Laser scanners build a 3D image. Robot saws and knives cut at the right
places. The system is kind of slow and rather complicated. About two more
generations of development are needed.

Automated fruit picking for delicate fruits is still a research project. There
are lots of slow demo systems with robot arms. 1 apple per second is the state
of the art.

In practice, most fruit is picked using mechanical systems such as a tree-
shaker that makes all the fruit fall off.

[1]
[https://www.youtube.com/watch?v=za2dsB0qrMg](https://www.youtube.com/watch?v=za2dsB0qrMg)
[2]
[https://www.youtube.com/watch?v=TBcWZcjXr-I](https://www.youtube.com/watch?v=TBcWZcjXr-I)

------
dharma1
Everyone thinks it's the blue collar jobs that will be lost to automation, but
I guess a lot of office jobs will be too.

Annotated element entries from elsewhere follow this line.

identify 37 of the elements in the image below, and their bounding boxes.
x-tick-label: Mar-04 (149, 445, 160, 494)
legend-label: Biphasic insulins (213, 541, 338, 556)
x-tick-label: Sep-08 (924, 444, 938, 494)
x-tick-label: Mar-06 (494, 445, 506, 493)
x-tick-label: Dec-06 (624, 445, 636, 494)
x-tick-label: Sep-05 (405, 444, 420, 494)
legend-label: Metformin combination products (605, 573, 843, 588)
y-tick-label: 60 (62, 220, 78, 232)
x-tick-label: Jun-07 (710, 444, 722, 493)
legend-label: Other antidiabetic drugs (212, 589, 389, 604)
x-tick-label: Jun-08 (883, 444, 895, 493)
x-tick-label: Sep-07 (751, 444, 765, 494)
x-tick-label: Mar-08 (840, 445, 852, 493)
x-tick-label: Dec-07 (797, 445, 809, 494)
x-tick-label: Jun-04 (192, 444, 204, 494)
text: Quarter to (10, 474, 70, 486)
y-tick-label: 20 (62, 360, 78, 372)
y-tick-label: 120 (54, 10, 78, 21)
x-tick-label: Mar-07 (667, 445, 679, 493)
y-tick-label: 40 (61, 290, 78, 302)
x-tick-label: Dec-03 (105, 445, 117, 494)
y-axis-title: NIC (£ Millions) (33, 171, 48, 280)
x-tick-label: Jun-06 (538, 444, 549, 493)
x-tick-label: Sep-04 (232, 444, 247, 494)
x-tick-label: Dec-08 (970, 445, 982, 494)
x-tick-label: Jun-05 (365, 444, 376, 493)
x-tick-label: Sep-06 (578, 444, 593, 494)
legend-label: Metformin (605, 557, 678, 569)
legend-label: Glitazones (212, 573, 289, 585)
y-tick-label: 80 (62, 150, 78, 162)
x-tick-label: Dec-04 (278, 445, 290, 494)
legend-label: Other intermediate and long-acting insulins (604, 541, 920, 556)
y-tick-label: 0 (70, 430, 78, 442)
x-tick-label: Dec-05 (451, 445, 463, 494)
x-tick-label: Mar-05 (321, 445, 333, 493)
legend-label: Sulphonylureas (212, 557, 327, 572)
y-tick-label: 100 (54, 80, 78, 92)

Especially jobs where the data is easily machine readable, processes can be
online, and the work doesn't require human negotiation.

------
kozikow
I don't know why you would complain about it.

1\. Automate all low skilled jobs.

2\. Create technocratic city-states. Maybe seasteading, maybe something else.

3\. Robots won't be able to vote on things like Trump or Brexit.